今回ハリー・キャラハン刑事が追う容疑者は同僚の白バイ警官。
いわゆる、法でさばけぬ悪を自らの手でもって天誅下します、という独善的な正義の執行者と対立するわけですが、まあ、今となってはよくあるパターンというか、使い古されたプロットではあります。
最初にこの手のカルト思想な武闘派集団をテーマとした作品がなんだったのかはよく知らないんですが、73年という時代を鑑みるならわりと早かった方なんじゃないか?と思いますね。
はみ出し刑事でアウトローなハリーをそんな連中にぶつける、という発想もいい。
いつも上司と対立しているハリーは、どっちかというと反体制側だと思うんですね。
俺たちだけの正義を執行しよう、もはや警察組織に本当の悪を検挙する力はない、と言われれば主人公の性格的になびいちゃいそうな感じもあるんですが、そこは決して同調しないわけです、ハリー。
俺はお前たちとは違う、と明確に一線を引くわけですな。
そこになにが浮き彫りになってるのか、というとアンチヒーローなりの美学に他なりません。
法規を無視して横紙破りな捜査を展開する男ではあっても、人殺しを肯定する気はない、としたところにハリーの正義であり、もろもろの生き辛さが垣間見えてくる。

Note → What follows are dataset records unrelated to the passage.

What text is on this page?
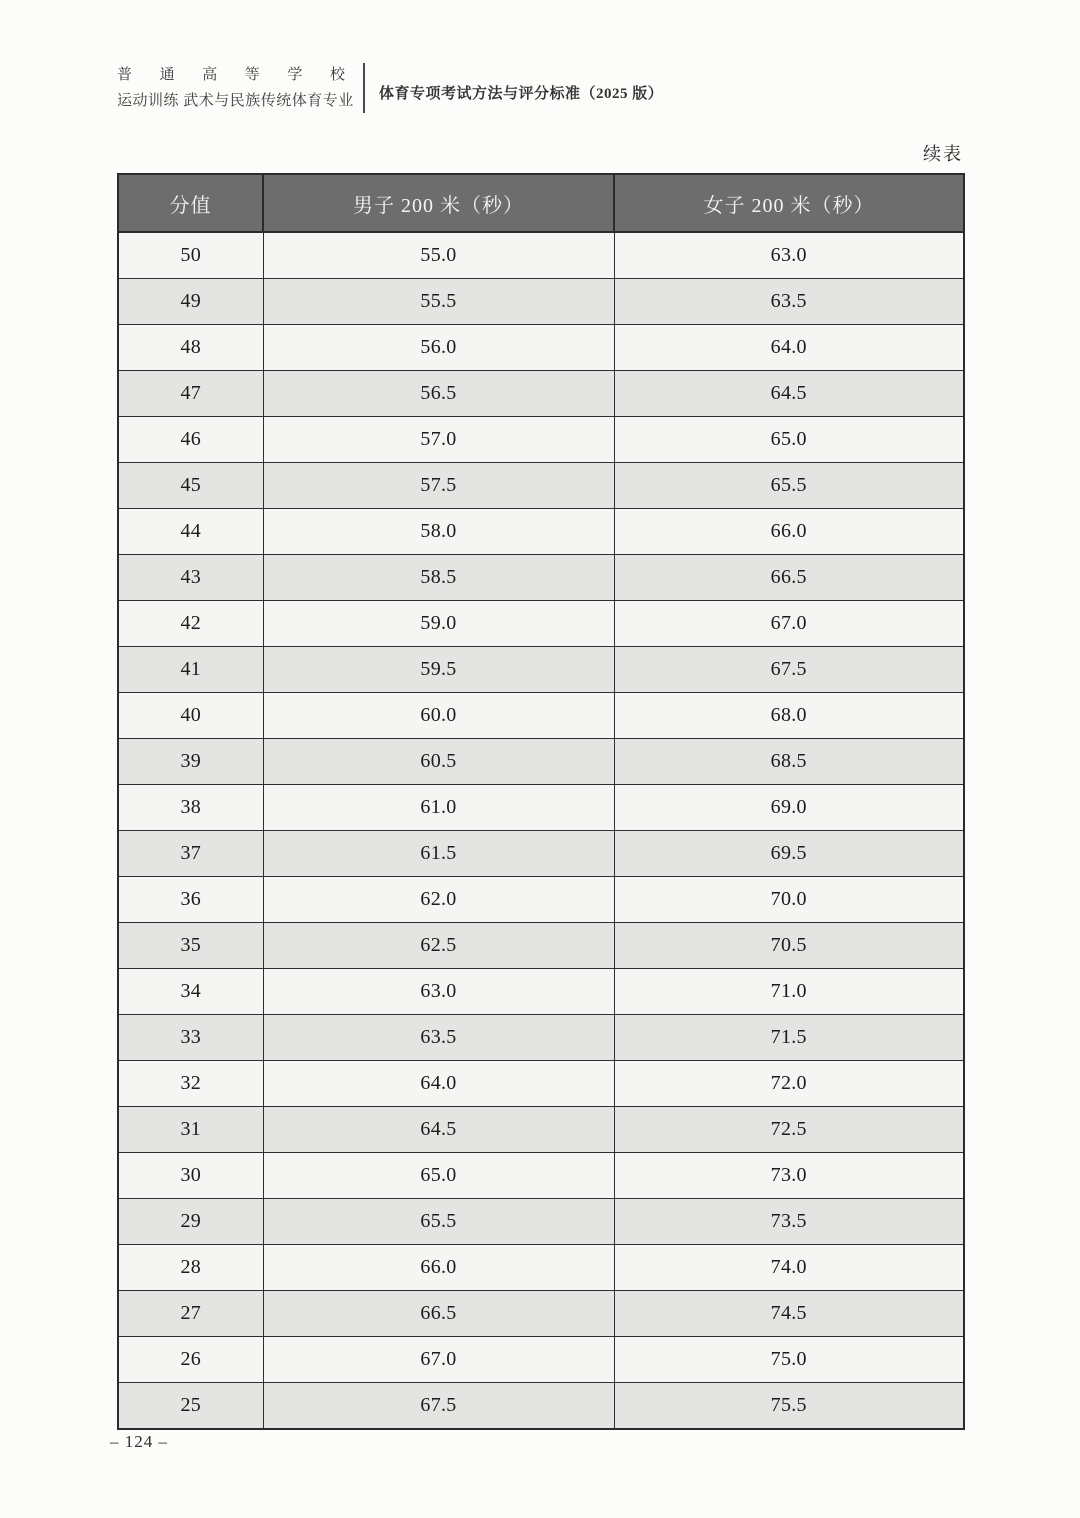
普通高等学校
运动训练 武术与民族传统体育专业 体育专项考试方法与评分标准（2025 版）
续表
分值	男子 200 米（秒）	女子 200 米（秒）
50	55.0	63.0
49	55.5	63.5
48	56.0	64.0
47	56.5	64.5
46	57.0	65.0
45	57.5	65.5
44	58.0	66.0
43	58.5	66.5
42	59.0	67.0
41	59.5	67.5
40	60.0	68.0
39	60.5	68.5
38	61.0	69.0
37	61.5	69.5
36	62.0	70.0
35	62.5	70.5
34	63.0	71.0
33	63.5	71.5
32	64.0	72.0
31	64.5	72.5
30	65.0	73.0
29	65.5	73.5
28	66.0	74.0
27	66.5	74.5
26	67.0	75.0
25	67.5	75.5
– 124 –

突き詰めるならイーストウッドが西部劇時代にやってたこととハリーの人物像の根幹は変わらないんですけどね、やっぱりかっこいいですよね、ブレないがゆえの孤高が。
定番といえば定番なんですが、イーストウッド演じるハリーだからこそ許される、というのは確実にあると思います。
前作を上回る興収を記録した、というのも納得ですね。
もうちょっとメリハリのあるアクションシーンが撮れなかったものか?と少し思ったりもしますが、総じてシリーズのファンを裏切らない一作なのではないでしょうか。